One would think that eating dosais across Karnataka, Kerala, Tamil Nadu and Andhra would make me go back wiser. But going back to my cocoon meant going back to the old ways. And so, for years, I continued eating dosas imagining it to be the epitome of South Indian cuisine.
It was only after I met my husband, who was better versed with the ways of South India, that I learnt a little more about all things South. He laughed at my concept of dosa and idli and narrated stories of beef curry and trotter soup. He spoke of biriyani and chicken 65, and sang songs in praise of mutton roast, avial, tamarind rice and appams. He took me to far corners of the city to show me what a parotta was and how pongal tasted. I am not sure if he did all that for the love of the food or to woo his wife-to-be, but he ended up instilling in my mind a deep curiosity for the flavours of the deccan (and adding several inches to my waist) in the process. And so at 23, I became a South Indian food literate.
Discovering South India through food
The real turning point however came when we moved to Bangalore. I was in the city after twenty years, and the restaurants had changed. There were no strict uncles who looked down upon you when you asked for dosa in the middle of the day; they offered you gobi manchurian and fried rice instead.

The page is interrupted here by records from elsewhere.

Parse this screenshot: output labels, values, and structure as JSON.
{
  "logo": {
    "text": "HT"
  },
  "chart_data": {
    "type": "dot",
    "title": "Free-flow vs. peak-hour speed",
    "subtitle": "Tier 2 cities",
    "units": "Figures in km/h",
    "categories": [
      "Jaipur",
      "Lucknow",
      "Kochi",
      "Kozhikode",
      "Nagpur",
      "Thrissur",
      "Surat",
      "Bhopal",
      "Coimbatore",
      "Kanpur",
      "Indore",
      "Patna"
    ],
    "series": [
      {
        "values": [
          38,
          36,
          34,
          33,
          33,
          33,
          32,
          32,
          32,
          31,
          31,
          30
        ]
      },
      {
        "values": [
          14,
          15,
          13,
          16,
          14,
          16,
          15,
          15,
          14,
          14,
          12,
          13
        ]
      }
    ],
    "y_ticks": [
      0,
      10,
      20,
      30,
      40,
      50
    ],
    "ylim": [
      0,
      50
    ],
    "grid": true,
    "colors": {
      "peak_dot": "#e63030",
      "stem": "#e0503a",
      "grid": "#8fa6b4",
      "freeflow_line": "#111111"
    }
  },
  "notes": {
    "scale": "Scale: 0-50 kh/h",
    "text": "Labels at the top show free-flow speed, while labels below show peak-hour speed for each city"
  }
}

While the city had learnt to tolerate a North Indian’s desire for tiffin all day long, I was getting used to the deccan’s food culture — akki roti and bonda-soup for evenings, dosa and kara baath for mornings, and biriyani, parotta, rice, or ‘meals’ for meal times.
If Bangalore gave me a taste of the cosmopolitan flavours, Chennai taught me what good street food meant: trotter soup, parottas with curries, muruku sandwich, Andhra meals and Tamil thalis. Kal dosas were thick and soft, and roasts smelt of ghee and gunpowder. Beef, chicken, mutton, fish, were all cooked in South Indian flavours — I was in food heaven.
My tricks in the kitchen expanded too. From the basic sambar to the seemingly simple, yet complicated stew, from pongal to khara baath, from paniyaram to payasam, my ability to cook South Indian fare went well beyond steaming idlis. My chutneys weren’t chalky, my sambar was fragrant, and my dosas could beat any darshini hands down.
And then it was time to move back.
It has been years since I have returned to the land where many people still equate idli and dosa to the be all and end all of the southern cuisine, and now thankfully, I am not one of them.